Ripercorriamo le tappe della scoperta della malattia.
Diverse fonti antiche descrivono sintomi simili a quelli della malattia di Parkinson.
Dopo Galeno e fino alla fine del XVII secolo, non vi sono altri riferimenti chiari relativi alla malattia.
Nei secoli successivi, diversi autori hanno documentato le varie caratteristiche della malattia.
Tra di essi ricordiamo: Franciscus Sylvius, Hieronymus David Gaubius, John Hunter e Auguste François Chomel.
Nel 1817 un medico inglese, James Parkinson, pubblicò un saggio in cui segnalava sei casi di paralisi agitante.
Parkinson descrisse il caratteristico tremore a riposo, la postura e l'andatura anomala, la paralisi, la diminuzione della forza muscolare
e il modo in cui la condizione progredisce nel tempo.
Tra le varie scoperte, Charcot ha il merito di aver compiuto la distinzione tra la rigidità, la debolezza e la bradicinesia.
Egli ha anche sostenuto la ridenominazione della malattia in onore di James Parkinson.
Nel 1912, Frederic Lewy descrisse le particelle microscopiche nel cervello colpito dalla malattia, poi chiamate "corpi di Lewy".
Nel 1919, Konstantin Tretiakoff scoprì che la substantia nigra è la principale struttura cerebrale colpita.
Questa scoperta non fu ampiamente accettata fino a quando non venne confermata da successivi studi pubblicati da Rolf Hassler nel 1938.
Nel 1950 i cambiamenti biochimici alla base del cervello sono individuati grazie soprattutto al lavoro di Arvid Carlsson.
Nel 1997, l'alfa-sinucleina è risultata essere il principale componente dei corpi di Lewy.
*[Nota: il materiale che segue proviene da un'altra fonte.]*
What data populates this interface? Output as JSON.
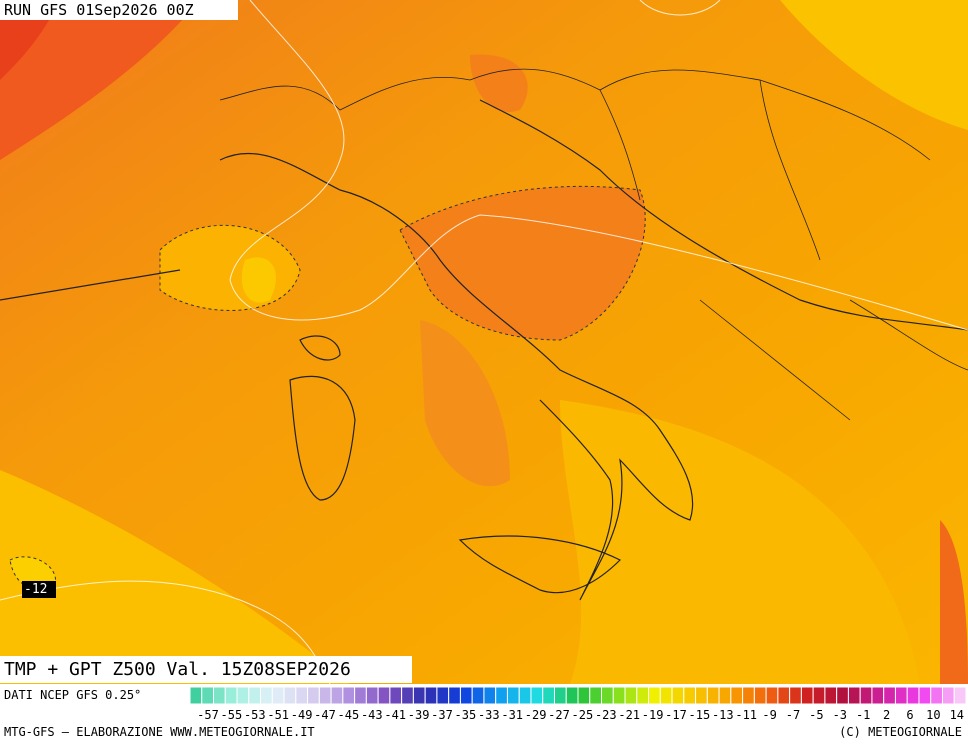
{
  "header": {
    "run": "RUN GFS 01Sep2026 00Z"
  },
  "map": {
    "contour_label": "-12"
  },
  "caption": {
    "title": "TMP + GPT Z500 Val. 15Z08SEP2026",
    "source": "DATI NCEP GFS 0.25°"
  },
  "scale": {
    "labels": [
      -57,
      -55,
      -53,
      -51,
      -49,
      -47,
      -45,
      -43,
      -41,
      -39,
      -37,
      -35,
      -33,
      -31,
      -29,
      -27,
      -25,
      -23,
      -21,
      -19,
      -17,
      -15,
      -13,
      -11,
      -9,
      -7,
      -5,
      -3,
      -1,
      2,
      6,
      10,
      14
    ]
  },
  "footer": {
    "left": "MTG-GFS — ELABORAZIONE WWW.METEOGIORNALE.IT",
    "right": "(C) METEOGIORNALE"
  }
}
La somministrazione di anticolinergici e la chirurgia sono stati i trattamenti utilizzati fino all'introduzione del farmaco levodopa, che ha ridotto drasticamente il loro uso.
Nel 1911 Kazimierz Funk sintetizza la levodopa, ma ricevette poca attenzione fino alla metà degli anni venti.
Entrò successivamente nella pratica clinica nel 1967, portando una rivoluzione nella gestione della malattia.
Dalla fine del 1980 la stimolazione cerebrale profonda è considerata essere un possibile trattamento.